Peter Whiteside

Personal information
- Born: 23 June 1952 Marton, Middlesbrough, England
- Died: 14 April 2020 (aged 67) Peterborough, England

Sport
- Sport: Modern pentathlon

= Peter Whiteside =

British modern pentathlete (1952–2020)

Peter Whiteside (23 June 1952 - 14 April 2020) was a British modern pentathlete. He competed at the 1980 Summer Olympics, and he was the British Modern Pentathlon champion in 1985. He died from complications due to COVID-19.

==Biography==
Whiteside was born in Marton, Middlesbrough, England in 1952. He excelled in swimming when he was young, winning multiple races in the north east of England. In 1969, he joined the Royal Air Force as a mechanic, taking up pentathlon four years later. In 1977, he moved over to the British Army working for the Royal Electrical and Mechanical Engineers. Here he worked with Jim Fox, who had won the gold medal as part of the Great Britain team at the 1976 Summer Olympics in Montreal. Later in 1977, Whiteside finished in second place in the British Modern Pentathlon Championship, just behind Olympian Danny Nightingale. Whiteside again finished in second place in 1983, before winning the British title in 1985.

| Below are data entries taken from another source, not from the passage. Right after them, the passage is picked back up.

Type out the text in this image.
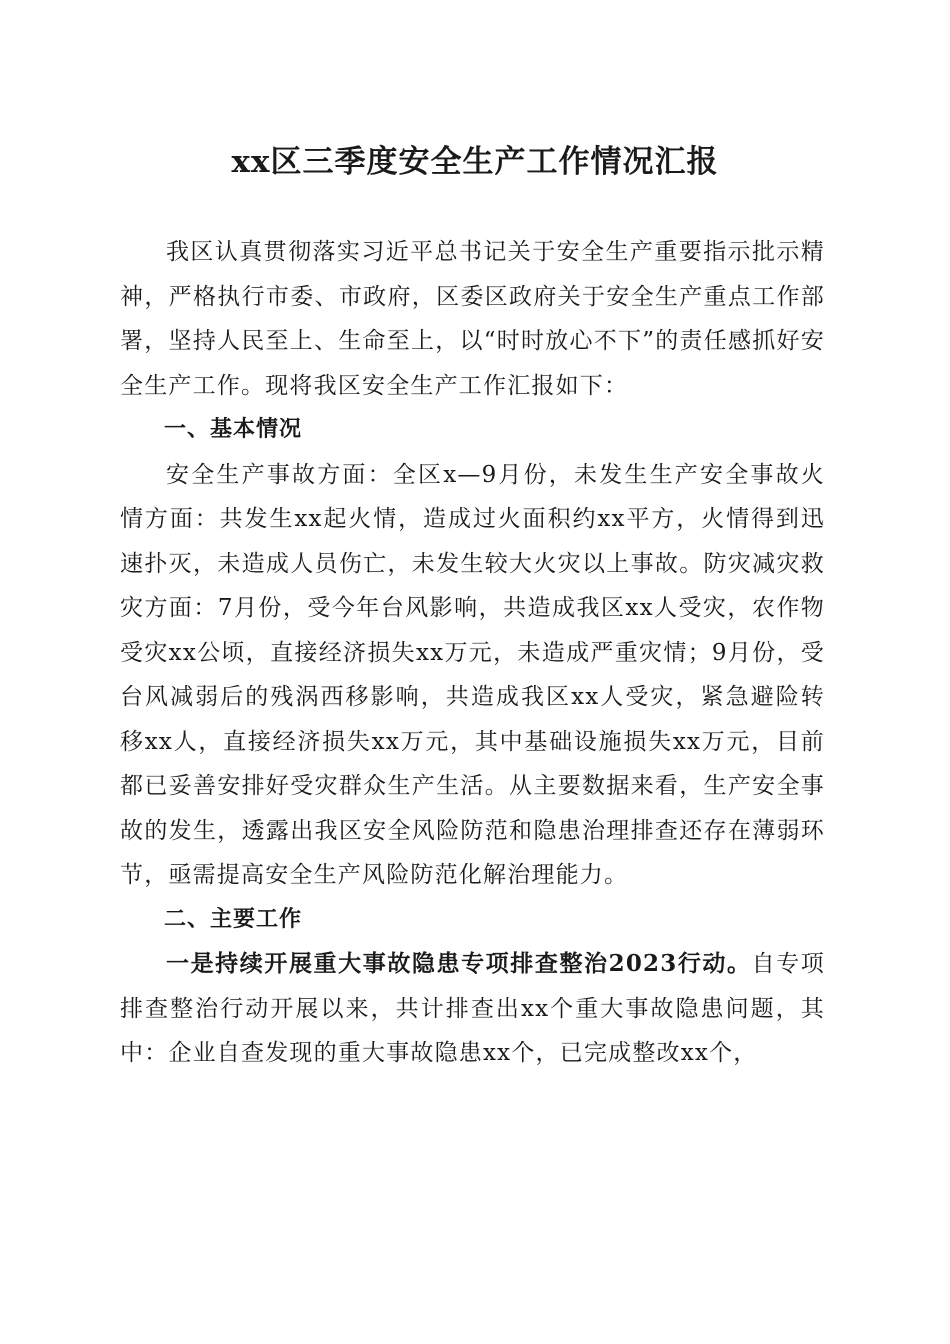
xx区三季度安全生产工作情况汇报

我区认真贯彻落实习近平总书记关于安全生产重要指示批示精神，严格执行市委、市政府，区委区政府关于安全生产重点工作部署，坚持人民至上、生命至上，以“时时放心不下”的责任感抓好安全生产工作。现将我区安全生产工作汇报如下：

一、基本情况

安全生产事故方面：全区x—9月份，未发生生产安全事故火情方面：共发生xx起火情，造成过火面积约xx平方，火情得到迅速扑灭，未造成人员伤亡，未发生较大火灾以上事故。防灾减灾救灾方面：7月份，受今年台风影响，共造成我区xx人受灾，农作物受灾xx公顷，直接经济损失xx万元，未造成严重灾情；9月份，受台风减弱后的残涡西移影响，共造成我区xx人受灾，紧急避险转移xx人，直接经济损失xx万元，其中基础设施损失xx万元，目前都已妥善安排好受灾群众生产生活。从主要数据来看，生产安全事故的发生，透露出我区安全风险防范和隐患治理排查还存在薄弱环节，亟需提高安全生产风险防范化解治理能力。

二、主要工作

一是持续开展重大事故隐患专项排查整治2023行动。自专项排查整治行动开展以来，共计排查出xx个重大事故隐患问题，其中：企业自查发现的重大事故隐患xx个，已完成整改xx个，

Whiteside competed in the modern pentathlete at the 1980 Summer Olympics in Moscow. In the individual event, he finished in 21st place, and finished in eighth place in the team event.

In 1983, Whiteside was involved in a fencing accident that resulted in the death of his opponent, John Warburn. The pair were training in a practice session when part of Whiteside's blade entered Warburn's neck. The coroner recorded the death with the verdict of misadventure, with the death being the first in the history of British fencing.

Following his career in the army, Whiteside went on to become a coach at the Reading Fencing Club. He later became the Director of Fencing at several international pentathlon tournaments. In 2007, Whiteside moved to Cyprus, running a business in the sports nutrition sector. However, the following year, he was diagnosed with a brain tumour. Despite having a successful operation, another tumour appeared in 2016. This left him with brain damage and requiring the use of a wheelchair. He returned to England in 2018 for further care, but died of COVID-19 in April 2020. He was remembered in the In Memoriam section of the 2020 BBC Sports Personality of the Year Award ceremony.